Pimples can take on different forms. Two of the most common are whiteheads and blackheads. Whiteheads, which are plugged pores, or closed comedos, gestate under the surface of the skin, often becoming painful and eventually bursting. Blackheads (open comedos) rise to the surface and appear as small dark spots.
Other varieties of pimples include papules, pustules, nodules and cysts. Papules usually appear as small, pink bumps, while pustules are topped with pus. Nodules occur under the skin as painful, solid bumps.

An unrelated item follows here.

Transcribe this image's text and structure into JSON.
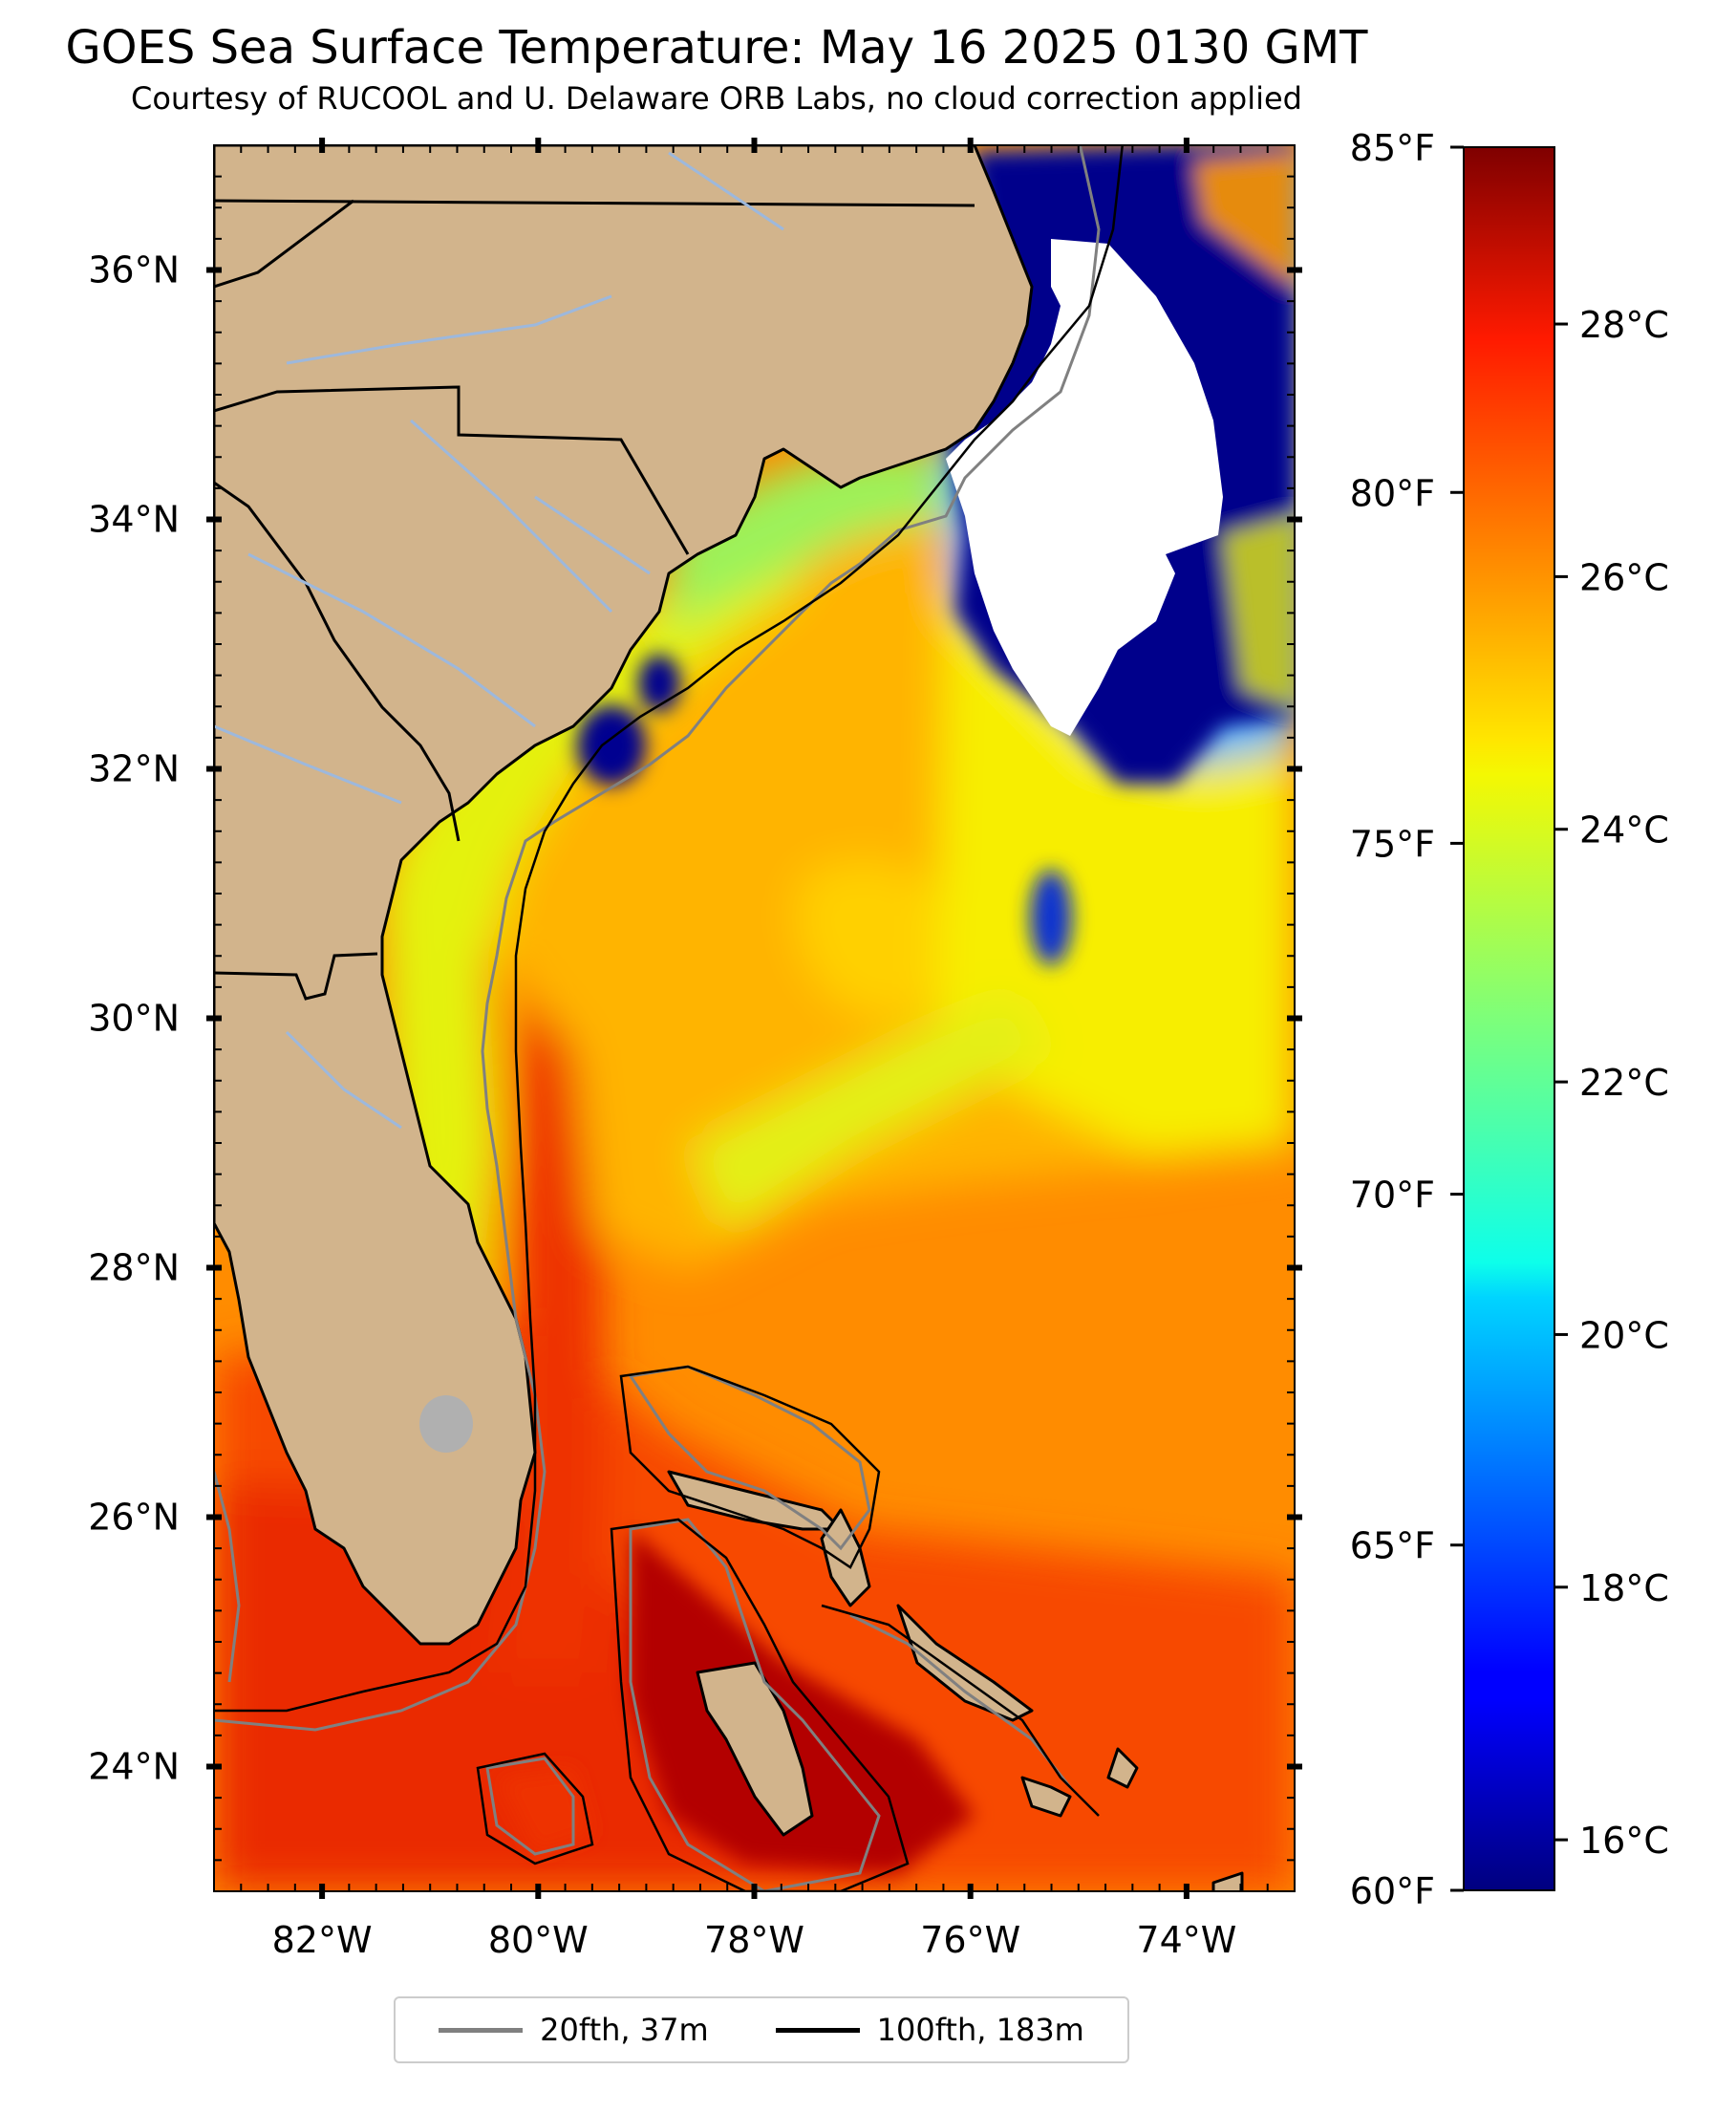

Cysts are potentially the most cosmetically severe acne symptom, as they can grow into large, deep lesions that can cause permanent scarring.
Pimples commonly occur on the face but also can affect areas like the back, chest, shoulders and upper arms.
Though there's no cure for acne, a basic knowledge of what pimples are and how they're formed can help treat the condition. Treatments range from over-the-counter products to prescription medications.
The first and simplest step to get rid of pimples is to cleanse the skin properly. Gently clean the affected areas once or twice a day, taking care not to scrub, as this can aggravate acne. Also avoid excessively touching the affected areas, wearing oily make-up and using products that may further irritate the skin. Further treatment beyond these simple guidelines will depend on the individual case.
Many topical products are available to reduce and prevent acne outbreaks. Though they may have drastically different names, labeling and pricing, most over-the-counter topical anti-pimple products contain the active ingredients benzoyl peroxide or salicylic acid, which are time-tested pimple-fighting medications. Benzoyl peroxide kills acne-causing bacteria and removes excess oil and dead skin cells, preventing pores from clogging. Salicylic acid can break down whiteheads and blackheads and also prevents skin cells from clogging pores.
For persistent cases of acne, prescription topical medications are also available. Antibiotic creams can be used to fight the bacteria itself. A class of compounds called retinoids are also used in a variety of topical preparations to treat inflammatory acne, which include brand names like Retin-A (tretinoin), Differin (adapalene) and Tazorac (tazarotene). Oral prescription drugs are also sometimes used to combat acne. These are usually antibiotics or oral isotretinoin and are often combined with topical treatments. Consult with a physician before attempting to treat any medical condition.
If creams, prescriptions and lifestyle changes still haven't cured your bothersome pimples, further measures are available. A chemical peel can be used to remove the skin's outermost layer, taking with it blackheads and bumps. Phototherapy uses lasers to kill acne-causing bacteria, and surgery may be required to remove the most serious cysts and lesions. Consult with a dermatologist before seriously considering any invasive procedure.